Les filles ne sont pas toutes romantiques.
Réflexions sur les collages poétiques
de Julie Doucet

- Katerine Gagnon
_______________________________

pages 1 2 3 4 5 6
ouvrir cet article au format pdf
partager cet article   Facebook Twitter Linkedin email

Dans Elle-humour, après plusieurs dizaines de pages de dessins et de collages ridiculisant les illusions de l’amour et du mariage (dans leur conception occidentale), une série de huit dessins délivre un message ambigu aux lecteurs. Des mots sont tracés, dispersés d’une page à l’autre, s’accumulant pour former une phrase qui nous échappe en partie. Car du cadre qui les met en valeur surgit une main bien rose qui, d’un ou de plusieurs doigts, se tend pour cacher quelques-uns des caractères cursifs : « i *m / t**ing / y*u / lo*e / *s the * / [?] / th**g / **er » [1]. On ne reconstitue l’affirmation que sous la forme d’une question : qu’est l’amour, que vaut-il ? Une ligature esseulée, en amorce du mot illisible, échappe aux doigts qui cette fois-ci se sont mis à dix pour nous cacher l’accès au secret, et nous convainc d’y voir le tracé d’un w : the worst thing ever, donc, la pire affaire du monde [2].

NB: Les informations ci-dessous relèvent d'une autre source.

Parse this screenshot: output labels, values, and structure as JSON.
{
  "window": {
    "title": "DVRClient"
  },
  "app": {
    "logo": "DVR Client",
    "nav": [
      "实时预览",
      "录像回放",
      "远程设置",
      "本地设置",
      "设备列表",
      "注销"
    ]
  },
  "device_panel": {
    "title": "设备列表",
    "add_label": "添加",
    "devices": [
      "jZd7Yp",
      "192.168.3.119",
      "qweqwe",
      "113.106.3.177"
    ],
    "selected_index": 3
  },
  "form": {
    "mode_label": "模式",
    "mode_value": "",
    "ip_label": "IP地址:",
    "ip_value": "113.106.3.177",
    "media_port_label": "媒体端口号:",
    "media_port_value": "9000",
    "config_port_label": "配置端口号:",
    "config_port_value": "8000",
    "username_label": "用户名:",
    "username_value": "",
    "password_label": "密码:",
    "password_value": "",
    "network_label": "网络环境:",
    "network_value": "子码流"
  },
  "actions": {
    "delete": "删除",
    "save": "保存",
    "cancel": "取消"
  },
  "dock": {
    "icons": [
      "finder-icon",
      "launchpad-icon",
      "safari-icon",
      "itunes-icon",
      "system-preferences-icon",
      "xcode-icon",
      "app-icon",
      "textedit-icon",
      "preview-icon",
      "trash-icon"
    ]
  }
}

L’honnêteté moqueuse avec laquelle Julie Doucet considère sa propre vie amoureuse, ses désirs et ses rêves en a réjoui plus d’un depuis la fin des années 1980, où elle a commencé à produire ses fanzines et bandes dessinées autobiographiques. Dans Dirty Plotte, My Most Secret Desire (Ciboire de criss ! en français) ou My New York Diary [3], Doucet exhibait ses mésaventures, ses rêves et ses désirs avec impudeur, voire mauvais goût. C’est en partie cette insolence gouailleuse qui lui a valu sa place dans le monde de la « bédé » – en anglais comme en français d’ailleurs puisque l’artiste québécoise, installée un temps à New York, a créé et continue de créer dans les deux langues [4]. Elle a toutefois officiellement abandonné la bande dessinée depuis une décennie déjà, retournant plutôt aux arts d’impression, pour lesquels elle avait d’abord été formée.

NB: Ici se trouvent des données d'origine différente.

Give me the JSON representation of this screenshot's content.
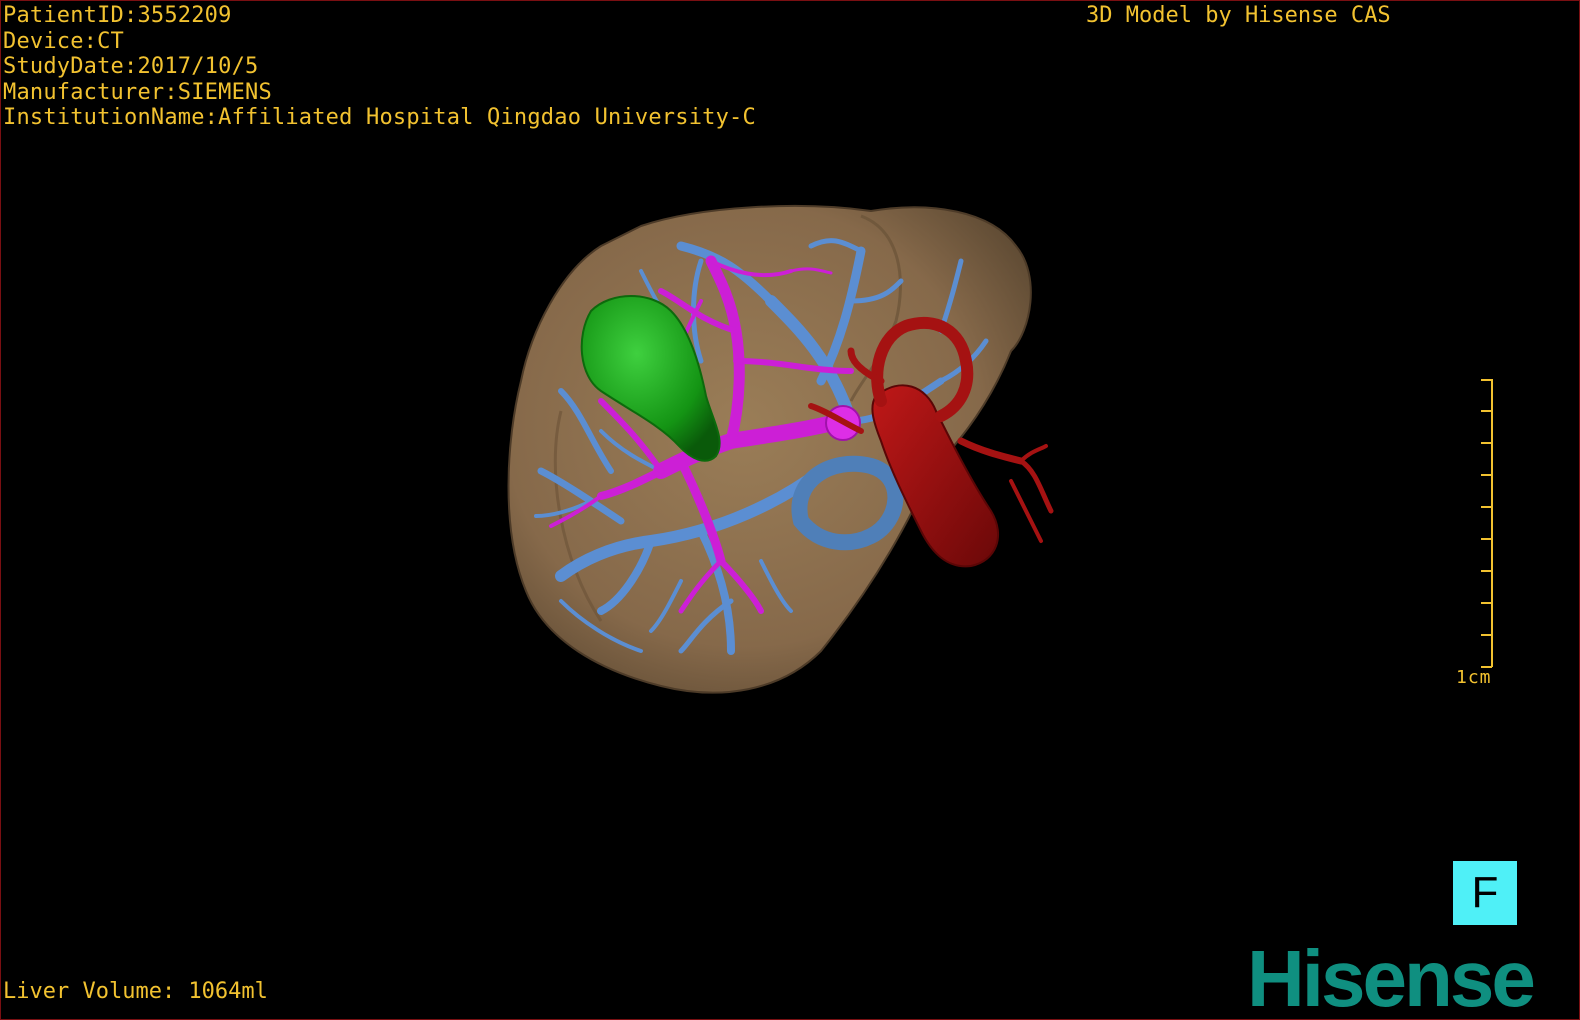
{
  "header": {
    "patient_id": "PatientID:3552209",
    "device": "Device:CT",
    "study_date": "StudyDate:2017/10/5",
    "manufacturer": "Manufacturer:SIEMENS",
    "institution": "InstitutionName:Affiliated Hospital Qingdao University-C"
  },
  "credit": "3D Model by Hisense CAS",
  "footer": {
    "liver_volume": "Liver Volume: 1064ml"
  },
  "scale_bar": {
    "label": "1cm",
    "color": "#f2c230"
  },
  "orientation_button": {
    "label": "F",
    "color": "#4ff0f7"
  },
  "logo": {
    "text": "Hisense",
    "color": "#0f8f80"
  },
  "model_colors": {
    "liver": "#8a6e4c",
    "gallbladder": "#1a9a1a",
    "portal_vein": "#cc1fd6",
    "hepatic_vein": "#5b8ed2",
    "inferior_vena_cava": "#9a1010",
    "background": "#000000",
    "frame": "#7a0f12"
  }
}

Julie Doucet investit donc, depuis le début des années 2000, une étrange pratique qui tient à la fois des papiers collés, de la poésie et de la fiction de soi. Or, l’artiste choisit alors d’explorer une forme d’invisibilité, un déplacement hors cadre de l’image de soi, au point où la valeur autobiographique de ses collages paraît bien contingente ou discutable. Je persiste néanmoins à envisager la pratique de Doucet sous la catégorie de l’autobiographie, ou plus précisément de l’automédialité [5], reconnaissant, à la suite d’Ann Miller, que cette ambiguïté nouvelle est le signe d’un un rapport plus agonique aux discours normatifs : « Julie is now invisible, and her textual self is painstakingly put together from the stuck-on letters, words and phrases, uneasily wrested from fragments of a normative discourse, in which the gaps and silences are eloquent » [6].

L’obscénité et la colère franche des premières œuvres autobiographiques « en bulles » de Julie Doucet n’ont pas disparu. Mais le désaveu du « romantisme » et de ses promesses témoigne dorénavant d’un certain enfermement. Si l’exhibition de rêves vulgaires et d’aventures sordides servait une certaine agentivité féminine positive et émancipatrice, si cette affirmation subversive a pu toucher, de l’avis de certains commentateurs, à un véritable « dessiner femme » pouvant compléter l’« écrire femme » recherché par Luce Irigaray ou Hélène Cixous [7], alors c’est une agentivité bien impure, ambiguë et inquiétante que le renoncement au dessin a apportée. Le combat avec ce qui, dans les langages verbal et visuel, procède d’une normativité du genre, est moins festif, plus dysphorique, et les collages mettent en scène une femme qui, vieillissant en choisissant de « disparaître de la circulation » [8], doit en finir, dans l’animosité (voire le désespoir), avec l’amour et toutes ses « histoires ».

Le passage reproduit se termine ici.